Right now it’s throwing spaghetti at the wall and you’re drawing around it.

  • I find it's often way better than API design than I expect. It's seen so many examples of existing APIs in its training data that it tends to have surprisingly good "judgement" when it comes to designing a new one.

    Even if your API is for something that's never been done before, it can usually still take advantage of its training data to suggest a sensible shape once you describe the new nouns and verbs to it.

  • Maybe. So far it seems to be a lot better at creative idea generation than at writing correct code, though apparently these "agentic" modes can often get close enough after enough iteration. (I haven't tried things like Cursor yet.)

    I agree that it's also not currently capable of judging those creative ideas, so I have to do that.

    • This sort of discourse really grinds my gears. The framing of it, the conceptualization.

      It's not creative at all, any more than taking the sum of text on a topic, and throwing a dart at it. It's a mild, short step beyond a weighted random, and certainly not capable of any real creativity.

      Myriads of HN enthusiasts often chime in here "Are humans any more creative" and other blather. Well, that's a whataboutism, and doesn't detract from the fact that creative does not exist in the AI sphere.

      I agree that you have to judge its output.

      Also, sorry for hanging my comment here. Might seem over the top, but anytime I see 'creative' and 'AI', I have all sorts of dark thoughts. Dark, brooding thoughts with a sense of deep foreboding.

      8 replies →

Complete insanity, it might change constantly even before a whole new version-retrain

Insanity driven development: altering your api to accept 7 levels of "broken and different" structures so as to bend to the will of the llms

  • I think you’re missing the OP’s point. They weren’t saying that the goal is to modify their APIs just to appease an LLM. It’s that they ask LLMs to guess what the API is and use that as part of their design process.

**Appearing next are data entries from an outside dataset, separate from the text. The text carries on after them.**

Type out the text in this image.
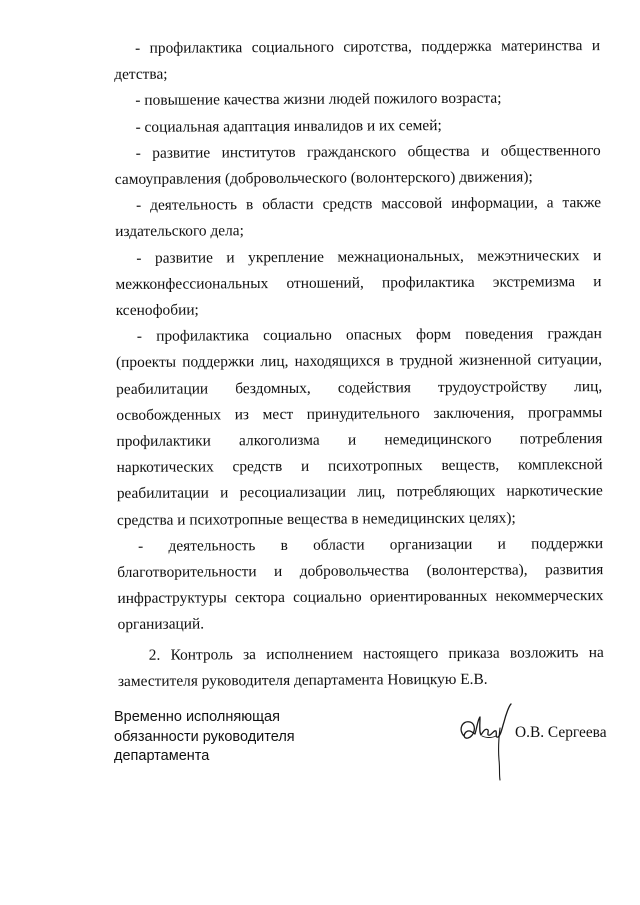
- профилактика социального сиротства, поддержка материнства и детства;

- повышение качества жизни людей пожилого возраста;

- социальная адаптация инвалидов и их семей;

- развитие институтов гражданского общества и общественного самоуправления (добровольческого (волонтерского) движения);

- деятельность в области средств массовой информации, а также издательского дела;

- развитие и укрепление межнациональных, межэтнических и межконфессиональных отношений, профилактика экстремизма и ксенофобии;

- профилактика социально опасных форм поведения граждан (проекты поддержки лиц, находящихся в трудной жизненной ситуации, реабилитации бездомных, содействия трудоустройству лиц, освобожденных из мест принудительного заключения, программы профилактики алкоголизма и немедицинского потребления наркотических средств и психотропных веществ, комплексной реабилитации и ресоциализации лиц, потребляющих наркотические средства и психотропные вещества в немедицинских целях);

- деятельность в области организации и поддержки благотворительности и добровольчества (волонтерства), развития инфраструктуры сектора социально ориентированных некоммерческих организаций.

2. Контроль за исполнением настоящего приказа возложить на заместителя руководителя департамента Новицкую Е.В.

Временно исполняющая
обязанности руководителя
департамента
О.В. Сергеева
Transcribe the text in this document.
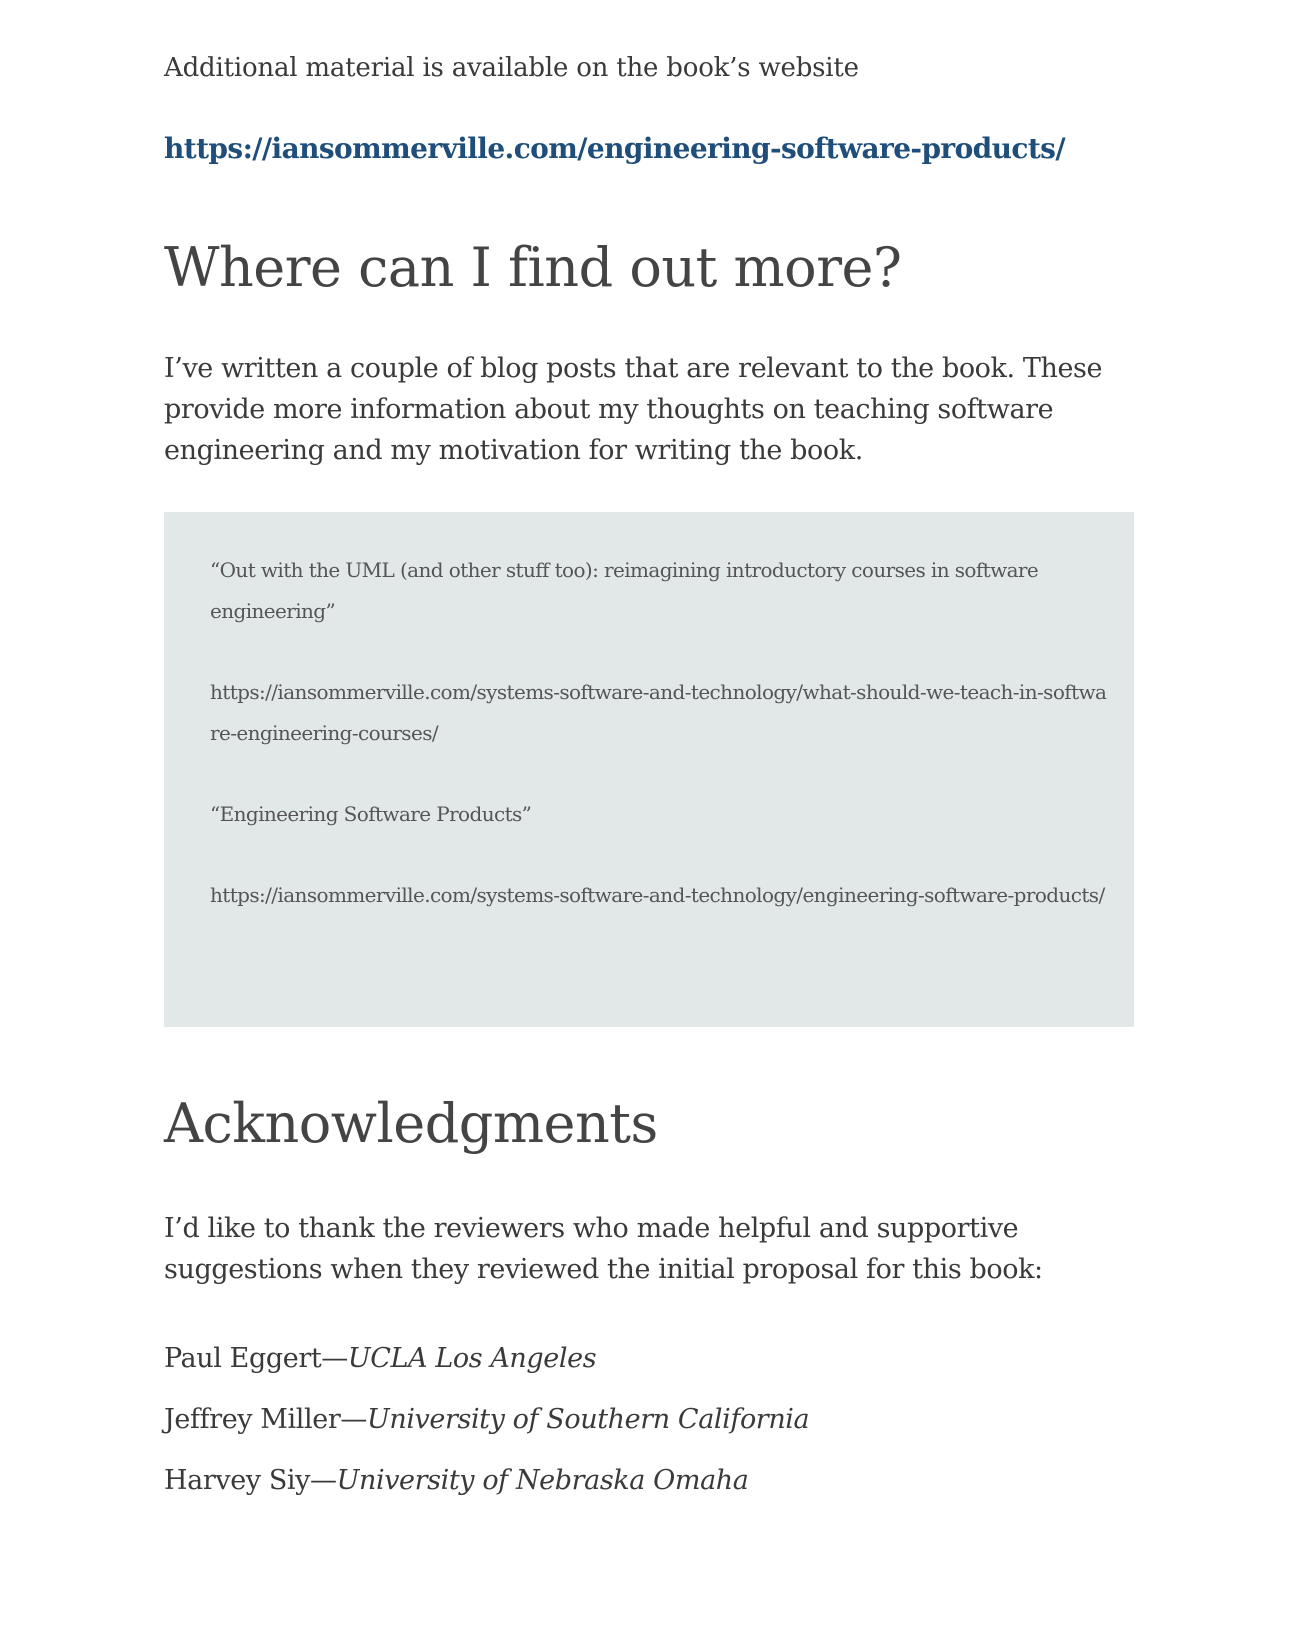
Additional material is available on the book’s website
https://iansommerville.com/engineering-software-products/
Where can I find out more?

I’ve written a couple of blog posts that are relevant to the book. These provide more information about my thoughts on teaching software engineering and my motivation for writing the book.

“Out with the UML (and other stuff too): reimagining introductory courses in software engineering”

https://iansommerville.com/systems-software-and-technology/what-should-we-teach-in-software-engineering-courses/

“Engineering Software Products”

https://iansommerville.com/systems-software-and-technology/engineering-software-products/

Acknowledgments

I’d like to thank the reviewers who made helpful and supportive suggestions when they reviewed the initial proposal for this book:

Paul Eggert—UCLA Los Angeles
Jeffrey Miller—University of Southern California
Harvey Siy—University of Nebraska Omaha
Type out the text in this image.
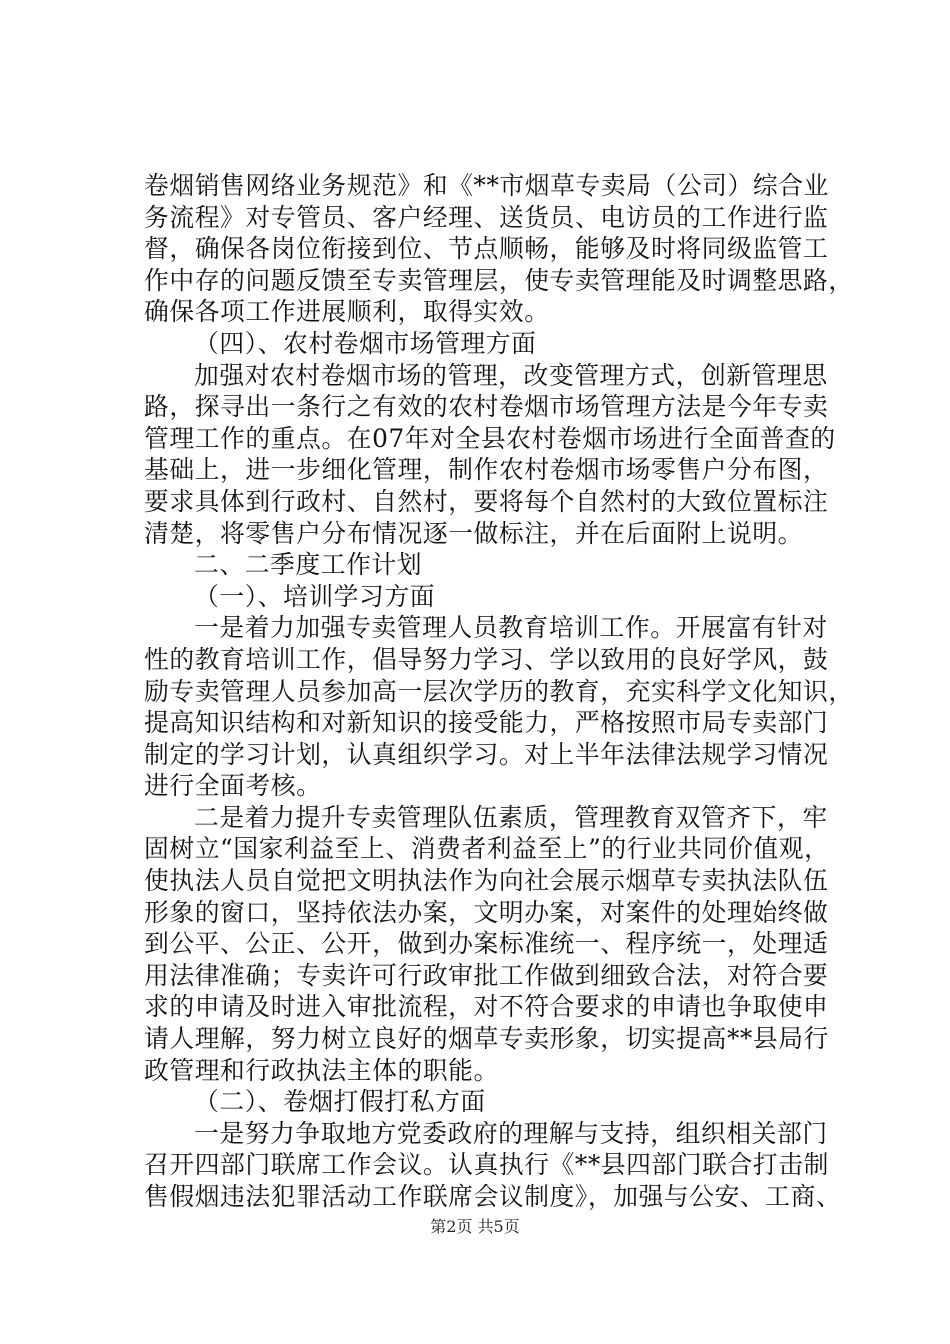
卷烟销售网络业务规范》和《**市烟草专卖局（公司）综合业
务流程》对专管员、客户经理、送货员、电访员的工作进行监
督，确保各岗位衔接到位、节点顺畅，能够及时将同级监管工
作中存的问题反馈至专卖管理层，使专卖管理能及时调整思路，
确保各项工作进展顺利，取得实效。
（四）、农村卷烟市场管理方面
加强对农村卷烟市场的管理，改变管理方式，创新管理思
路，探寻出一条行之有效的农村卷烟市场管理方法是今年专卖
管理工作的重点。在07年对全县农村卷烟市场进行全面普查的
基础上，进一步细化管理，制作农村卷烟市场零售户分布图，
要求具体到行政村、自然村，要将每个自然村的大致位置标注
清楚，将零售户分布情况逐一做标注，并在后面附上说明。
二、二季度工作计划
（一）、培训学习方面
一是着力加强专卖管理人员教育培训工作。开展富有针对
性的教育培训工作，倡导努力学习、学以致用的良好学风，鼓
励专卖管理人员参加高一层次学历的教育，充实科学文化知识，
提高知识结构和对新知识的接受能力，严格按照市局专卖部门
制定的学习计划，认真组织学习。对上半年法律法规学习情况
进行全面考核。
二是着力提升专卖管理队伍素质，管理教育双管齐下，牢
固树立“国家利益至上、消费者利益至上”的行业共同价值观，
使执法人员自觉把文明执法作为向社会展示烟草专卖执法队伍
形象的窗口，坚持依法办案，文明办案，对案件的处理始终做
到公平、公正、公开，做到办案标准统一、程序统一，处理适
用法律准确；专卖许可行政审批工作做到细致合法，对符合要
求的申请及时进入审批流程，对不符合要求的申请也争取使申
请人理解，努力树立良好的烟草专卖形象，切实提高**县局行
政管理和行政执法主体的职能。
（二）、卷烟打假打私方面
一是努力争取地方党委政府的理解与支持，组织相关部门
召开四部门联席工作会议。认真执行《**县四部门联合打击制
售假烟违法犯罪活动工作联席会议制度》，加强与公安、工商、
第2页 共5页
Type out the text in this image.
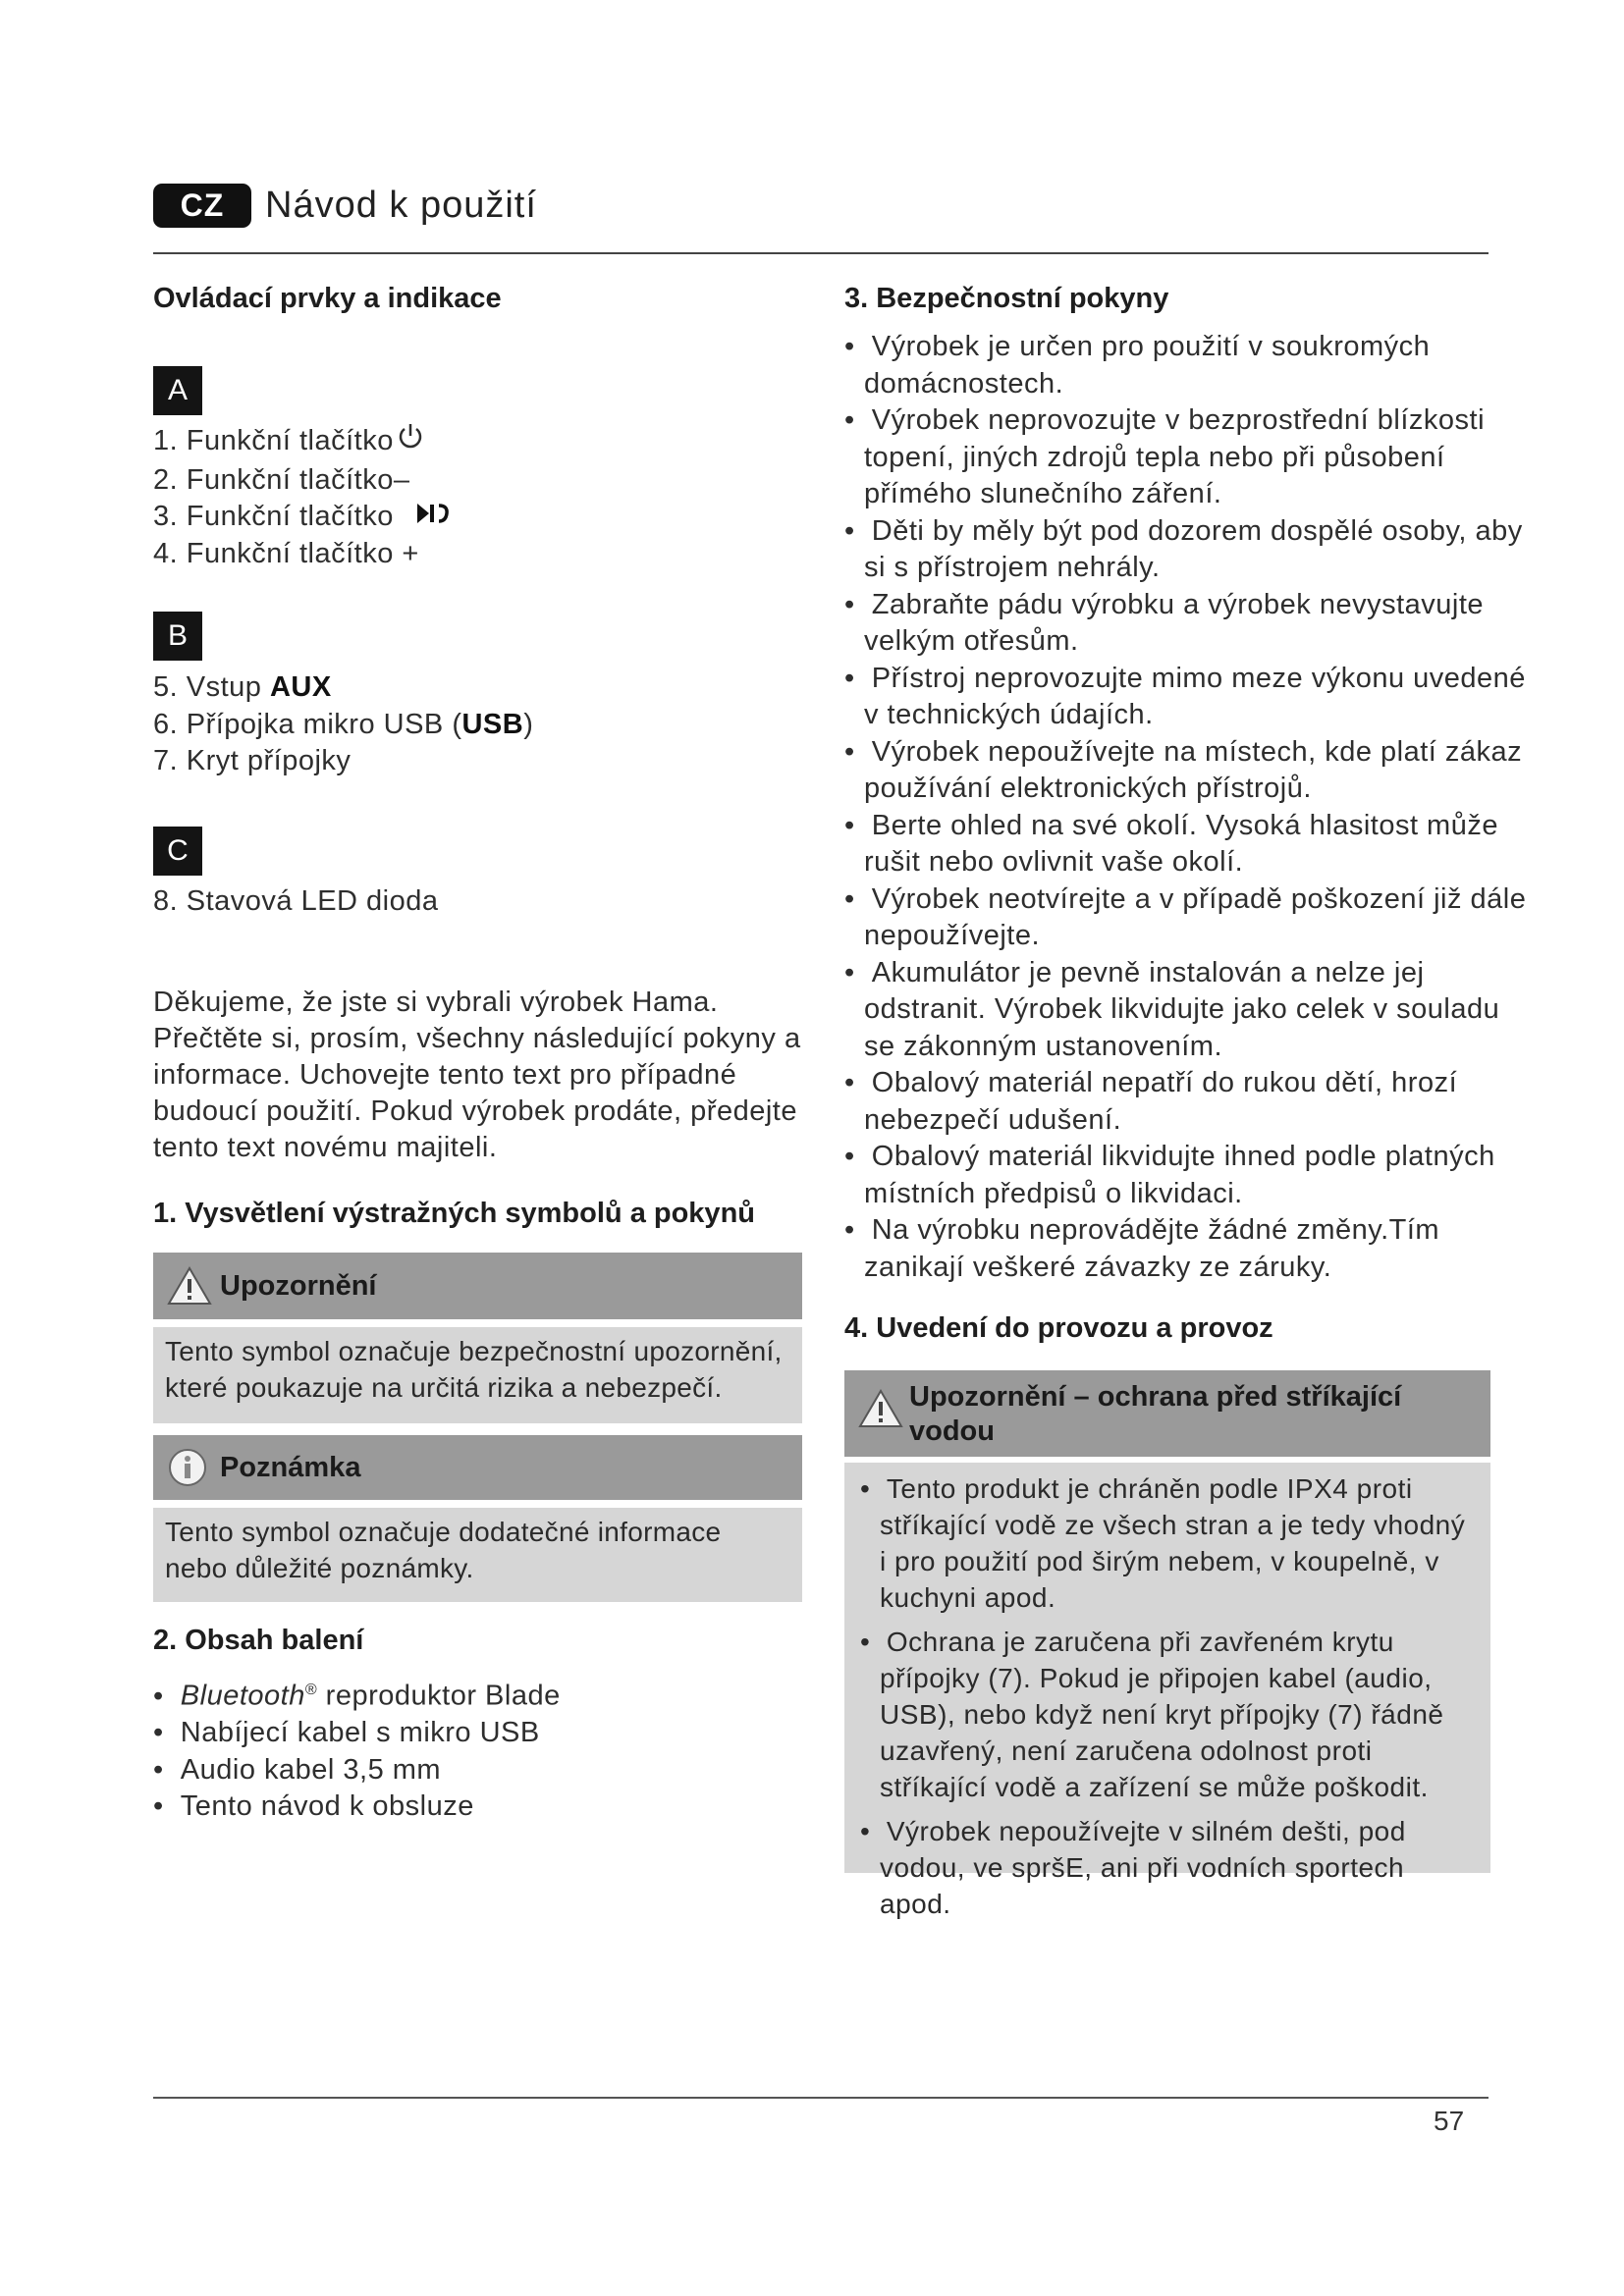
CZ	Návod k použití
Ovládací prvky a indikace
A
1. Funkční tlačítko
2. Funkční tlačítko–
3. Funkční tlačítko
4. Funkční tlačítko +
B
5. Vstup AUX
6. Přípojka mikro USB (USB)
7. Kryt přípojky
C
8. Stavová LED dioda
Děkujeme, že jste si vybrali výrobek Hama. Přečtěte si, prosím, všechny následující pokyny a informace. Uchovejte tento text pro případné budoucí použití. Pokud výrobek prodáte, předejte tento text novému majiteli.
1. Vysvětlení výstražných symbolů a pokynů
Upozornění
Tento symbol označuje bezpečnostní upozornění, které poukazuje na určitá rizika a nebezpečí.
Poznámka
Tento symbol označuje dodatečné informace nebo důležité poznámky.
2. Obsah balení
•  Bluetooth® reproduktor Blade
•  Nabíjecí kabel s mikro USB
•  Audio kabel 3,5 mm
•  Tento návod k obsluze
3. Bezpečnostní pokyny
•  Výrobek je určen pro použití v soukromých domácnostech.
•  Výrobek neprovozujte v bezprostřední blízkosti topení, jiných zdrojů tepla nebo při působení přímého slunečního záření.
•  Děti by měly být pod dozorem dospělé osoby, aby si s přístrojem nehrály.
•  Zabraňte pádu výrobku a výrobek nevystavujte velkým otřesům.
•  Přístroj neprovozujte mimo meze výkonu uvedené v technických údajích.
•  Výrobek nepoužívejte na místech, kde platí zákaz používání elektronických přístrojů.
•  Berte ohled na své okolí. Vysoká hlasitost může rušit nebo ovlivnit vaše okolí.
•  Výrobek neotvírejte a v případě poškození již dále nepoužívejte.
•  Akumulátor je pevně instalován a nelze jej odstranit. Výrobek likvidujte jako celek v souladu se zákonným ustanovením.
•  Obalový materiál nepatří do rukou dětí, hrozí nebezpečí udušení.
•  Obalový materiál likvidujte ihned podle platných místních předpisů o likvidaci.
•  Na výrobku neprovádějte žádné změny.Tím zanikají veškeré závazky ze záruky.
4. Uvedení do provozu a provoz
Upozornění – ochrana před stříkající vodou
•  Tento produkt je chráněn podle IPX4 proti stříkající vodě ze všech stran a je tedy vhodný i pro použití pod širým nebem, v koupelně, v kuchyni apod.
•  Ochrana je zaručena při zavřeném krytu přípojky (7). Pokud je připojen kabel (audio, USB), nebo když není kryt přípojky (7) řádně uzavřený, není zaručena odolnost proti stříkající vodě a zařízení se může poškodit.
•  Výrobek nepoužívejte v silném dešti, pod vodou, ve spršE, ani při vodních sportech apod.
57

    If you automatically assume that what the LLM spits out is what the API ought to be then I agree that that’s bad engineering. But if you’re using it to brainstorm what an intuitive interface would look like, that seems pretty reasonable.

  • Yes, that's a bonus. In fact, I've found it worthwhile to prompt it a few times to get several different guesses at how things are supposed to work. The super lazy way is to just say, "No, that's wrong," if necessary adding, "Frotzl2000 doesn't have an enqueueCallback function or even a queue."

    Of course when it suggests a bad interface you shouldn't implement it.